- From: Dmitri Tikhonov <dtikhonov@litespeedtech.com>
- Date: Thu, 18 Feb 2021 10:48:57 -0500
- To: Samuel Hurst <samuelh@rd.bbc.co.uk>
- Cc: IETF QUIC WG <quic@ietf.org>, ietf-http-wg@w3.org
Hello Sam, An interesting draft! On Thu, Feb 18, 2021 at 03:09:54PM +0000, Samuel Hurst wrote: > As part of these experiments, we discovered issues with maintaining > synchronisation between senders and receivers using HTTP/3 DATA frames > carried on an unreliable transport.

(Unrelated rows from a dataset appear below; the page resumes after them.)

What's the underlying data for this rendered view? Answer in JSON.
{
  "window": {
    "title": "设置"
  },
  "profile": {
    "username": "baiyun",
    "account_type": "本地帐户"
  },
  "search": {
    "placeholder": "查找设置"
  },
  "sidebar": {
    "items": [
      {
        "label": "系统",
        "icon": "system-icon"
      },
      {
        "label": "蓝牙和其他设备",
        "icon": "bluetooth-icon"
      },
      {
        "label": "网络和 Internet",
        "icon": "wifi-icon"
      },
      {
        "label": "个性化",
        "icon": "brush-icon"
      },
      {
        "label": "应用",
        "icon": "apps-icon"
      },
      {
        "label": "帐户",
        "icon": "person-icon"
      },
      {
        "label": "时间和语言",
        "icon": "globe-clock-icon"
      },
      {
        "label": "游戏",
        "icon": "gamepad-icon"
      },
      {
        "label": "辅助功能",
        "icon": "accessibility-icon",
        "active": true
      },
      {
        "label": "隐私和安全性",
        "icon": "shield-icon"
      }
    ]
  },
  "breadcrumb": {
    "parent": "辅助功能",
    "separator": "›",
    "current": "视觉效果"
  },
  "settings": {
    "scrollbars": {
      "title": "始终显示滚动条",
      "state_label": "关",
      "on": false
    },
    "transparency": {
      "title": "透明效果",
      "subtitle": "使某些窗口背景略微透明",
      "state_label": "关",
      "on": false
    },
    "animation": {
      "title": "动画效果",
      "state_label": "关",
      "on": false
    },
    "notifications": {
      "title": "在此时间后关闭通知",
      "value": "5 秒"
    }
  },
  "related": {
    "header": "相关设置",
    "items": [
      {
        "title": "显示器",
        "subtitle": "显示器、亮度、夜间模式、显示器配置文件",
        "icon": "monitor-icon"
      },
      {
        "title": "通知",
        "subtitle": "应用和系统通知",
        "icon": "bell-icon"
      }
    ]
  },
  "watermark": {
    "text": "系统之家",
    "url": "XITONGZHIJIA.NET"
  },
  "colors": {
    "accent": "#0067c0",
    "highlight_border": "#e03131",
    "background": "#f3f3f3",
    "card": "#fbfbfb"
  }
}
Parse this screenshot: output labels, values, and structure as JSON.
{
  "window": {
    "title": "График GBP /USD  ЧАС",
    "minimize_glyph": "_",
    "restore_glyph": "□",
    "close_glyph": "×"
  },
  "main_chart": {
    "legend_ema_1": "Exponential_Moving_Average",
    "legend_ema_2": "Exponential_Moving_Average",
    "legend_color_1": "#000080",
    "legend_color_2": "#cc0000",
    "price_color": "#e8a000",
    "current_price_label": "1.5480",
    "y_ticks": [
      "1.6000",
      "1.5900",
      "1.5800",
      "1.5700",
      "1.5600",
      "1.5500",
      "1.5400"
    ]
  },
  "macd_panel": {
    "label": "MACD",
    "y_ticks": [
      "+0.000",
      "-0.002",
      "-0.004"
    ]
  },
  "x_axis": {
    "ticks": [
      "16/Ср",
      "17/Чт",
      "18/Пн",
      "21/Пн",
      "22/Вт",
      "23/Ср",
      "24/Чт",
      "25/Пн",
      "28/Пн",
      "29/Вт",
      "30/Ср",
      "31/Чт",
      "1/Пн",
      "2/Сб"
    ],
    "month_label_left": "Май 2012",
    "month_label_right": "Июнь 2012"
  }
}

In order to help mitigate this > issue, I have come up with a new DATA_WITH_OFFSET extension frame [1] > which is based on the H3 DATA frame but carries a HTTP representation > offset in the header. > > Outside of the multicast work, I discovered that such a frame could be > more generally useful in terms of supporting multipart range requests in > HTTP/3. My current understanding is that a HTTP/3 endpoint that supports > range requests will perform single range requests fine, but I would > imagine that performing a multipart range request with HTTP/3 would > require both endpoints to use the existing multipart/byteranges media > type in the body response. This means that endpoints aren't able to take > advantage of features such as binary framing and header compression that > HTTP/3 and QPACK give. These are two different use cases: multicast over unreliable transport and multipart range requests. Have you implemented the latter? As an implementer, I would be curious to see how a receiver can take advantage of such framing. I imagine that several read cursors would have to be maintained in case of missing STREAM frames and adjusted as more data comes in. Then there is the matter of potentially overlapping STREAM frames due to retransmit. Not that any of that can't be done, of course, but it would be an undertaking... > I've put together a short internet draft as a starting point. Section 3 > describes the extension frame itself, and section 4 describes how it is > used with multipart range responses. From Section 3: " The purpose of the "DATA_WITH_OFFSET" frame is only to assist in " locating a particular slice of data carried as part of an HTTP " message payload, and not as a means to send data out of order. " Senders MUST send data in order, i.e. with increasing values in the " Offset field. Why proscribe such use? This may be an avenue for innovation or optimization. - Dmitri.